Wilson menilai, maraknya kasus kekerasan terhadap jurnalis menunjukkan lemahnya komitmen aparat dalam memberikan perlindungan hukum bagi pekerja media. Ia mendesak pihak kepolisian segera mengusut tuntas kasus ini, menangkap para pelaku, serta mengembalikan hak-hak Jurnalis Ambarita.
“Negara wajib hadir melindungi warganya, apalagi jurnalis yang bekerja untuk kepentingan masyarakat luas. Jika aparat lamban atau bahkan abai, maka ini akan menjadi preseden buruk dan mengundang terulangnya kasus serupa di masa depan,” tambahnya.
Selain itu, Wilson juga mengingatkan bahwa UU Pers Nomor 40 Tahun 1999 secara tegas menjamin kemerdekaan pers. Oleh karena itu, ia mengajak seluruh organisasi jurnalis, pegiat media, dan masyarakat sipil untuk bersatu melawan segala bentuk kekerasan yang mengancam kebebasan pers.
“PPWI berdiri bersama Ambarita dan semua jurnalis Indonesia yang berjuang di garis depan. Kekerasan tidak boleh menjadi senjata untuk membungkam kebenaran,” pungkas Wilson.

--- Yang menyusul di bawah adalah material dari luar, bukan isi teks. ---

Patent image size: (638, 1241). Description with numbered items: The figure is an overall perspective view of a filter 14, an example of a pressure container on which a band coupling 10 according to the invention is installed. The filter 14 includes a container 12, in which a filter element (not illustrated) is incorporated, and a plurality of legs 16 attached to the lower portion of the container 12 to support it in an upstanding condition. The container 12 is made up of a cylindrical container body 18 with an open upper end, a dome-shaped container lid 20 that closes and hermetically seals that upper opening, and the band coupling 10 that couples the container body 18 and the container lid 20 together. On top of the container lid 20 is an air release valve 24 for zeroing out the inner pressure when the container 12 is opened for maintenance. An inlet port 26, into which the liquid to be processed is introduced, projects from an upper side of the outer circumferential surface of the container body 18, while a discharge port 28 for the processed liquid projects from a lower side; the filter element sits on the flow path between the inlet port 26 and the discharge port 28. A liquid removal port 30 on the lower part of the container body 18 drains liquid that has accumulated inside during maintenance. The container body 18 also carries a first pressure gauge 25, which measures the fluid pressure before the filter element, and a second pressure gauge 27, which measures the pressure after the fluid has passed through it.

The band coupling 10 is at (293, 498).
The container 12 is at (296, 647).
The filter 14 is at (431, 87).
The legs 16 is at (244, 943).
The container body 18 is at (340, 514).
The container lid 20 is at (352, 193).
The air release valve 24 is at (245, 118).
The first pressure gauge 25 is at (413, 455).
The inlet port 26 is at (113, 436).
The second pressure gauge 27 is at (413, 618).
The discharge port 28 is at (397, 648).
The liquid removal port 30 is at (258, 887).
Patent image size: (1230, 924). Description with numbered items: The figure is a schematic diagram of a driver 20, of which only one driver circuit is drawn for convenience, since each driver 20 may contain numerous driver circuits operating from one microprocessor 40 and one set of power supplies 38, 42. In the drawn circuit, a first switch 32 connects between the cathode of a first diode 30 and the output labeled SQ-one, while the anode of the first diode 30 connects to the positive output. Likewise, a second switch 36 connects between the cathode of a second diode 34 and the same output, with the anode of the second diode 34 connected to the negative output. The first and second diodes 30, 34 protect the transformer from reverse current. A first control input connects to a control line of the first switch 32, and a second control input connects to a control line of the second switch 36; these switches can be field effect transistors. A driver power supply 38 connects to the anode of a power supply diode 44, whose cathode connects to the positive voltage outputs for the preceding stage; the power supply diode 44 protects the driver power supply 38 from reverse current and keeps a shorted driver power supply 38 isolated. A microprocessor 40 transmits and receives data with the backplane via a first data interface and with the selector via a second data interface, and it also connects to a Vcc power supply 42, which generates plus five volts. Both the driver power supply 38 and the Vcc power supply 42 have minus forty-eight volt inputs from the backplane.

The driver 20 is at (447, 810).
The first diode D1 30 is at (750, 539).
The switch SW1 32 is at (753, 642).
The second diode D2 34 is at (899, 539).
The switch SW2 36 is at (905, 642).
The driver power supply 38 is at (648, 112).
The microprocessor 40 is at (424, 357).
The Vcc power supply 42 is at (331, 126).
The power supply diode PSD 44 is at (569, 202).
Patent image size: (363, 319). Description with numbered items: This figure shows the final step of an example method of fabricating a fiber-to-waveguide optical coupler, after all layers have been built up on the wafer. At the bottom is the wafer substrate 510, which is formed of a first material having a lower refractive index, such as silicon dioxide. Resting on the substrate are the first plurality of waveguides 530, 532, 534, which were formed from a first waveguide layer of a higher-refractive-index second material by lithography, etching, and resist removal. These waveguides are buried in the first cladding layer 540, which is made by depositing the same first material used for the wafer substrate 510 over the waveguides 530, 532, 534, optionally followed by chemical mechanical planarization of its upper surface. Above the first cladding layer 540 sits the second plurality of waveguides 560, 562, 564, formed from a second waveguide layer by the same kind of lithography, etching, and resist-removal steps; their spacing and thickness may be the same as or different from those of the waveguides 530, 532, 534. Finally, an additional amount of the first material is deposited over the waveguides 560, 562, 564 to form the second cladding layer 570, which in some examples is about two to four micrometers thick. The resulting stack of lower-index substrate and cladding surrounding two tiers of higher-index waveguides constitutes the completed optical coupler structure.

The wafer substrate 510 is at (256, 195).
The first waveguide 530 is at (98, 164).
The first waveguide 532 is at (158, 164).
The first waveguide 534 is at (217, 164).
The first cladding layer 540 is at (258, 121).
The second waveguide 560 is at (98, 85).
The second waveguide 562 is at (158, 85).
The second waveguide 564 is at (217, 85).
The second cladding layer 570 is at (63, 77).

Peristiwa pengeroyokan dan perampasan alat kerja yang dialami Jurnalis Ambarita memiliki implikasi hukum yang serius. Berdasarkan Kitab Undang-Undang Hukum Pidana (KUHP), tindakan para pelaku dapat dijerat dengan beberapa pasal, antara lain:
– Pasal 351 KUHP tentang penganiayaan, dengan ancaman pidana penjara hingga 5 tahun.
– Pasal 170 KUHP tentang pengeroyokan, dengan ancaman pidana penjara hingga 7 tahun.
– Pasal 365 KUHP tentang perampasan atau pencurian dengan kekerasan, dengan ancaman pidana penjara maksimal 9 tahun.
Selain itu, kasus ini juga berkaitan erat dengan Undang-Undang Nomor 40 Tahun 1999 tentang Pers. Dalam Pasal. 8 UU Pers disebutkan bahwa “Dalam melaksanakan profesinya, wartawan mendapat perlindungan hukum”. Artinya, segala bentuk intimidasi, kekerasan, maupun perampasan alat kerja jurnalis dapat dianggap sebagai pelanggaran terhadap kemerdekaan pers.
Para pakar hukum pers menegaskan, setiap tindakan yang menghalangi kerja jurnalistik dapat dijerat dengan Pasal. 18 ayat (1) UU Pers, yang menyatakan:
“Barang siapa yang dengan sengaja melakukan tindakan yang berakibat menghambat atau menghalangi pelaksanaan ketentuan Pasal 4 ayat (2) dan ayat (3) dipidana dengan pidana penjara paling lama 2 tahun atau denda paling banyak Rp. 500 juta”.
Dengan demikian, para pelaku bukan hanya dapat diproses melalui KUHP, tetapi juga melalui UU Pers sebagai lex specialis yang memberikan jaminan perlindungan khusus bagi wartawan. (Red/Alfi).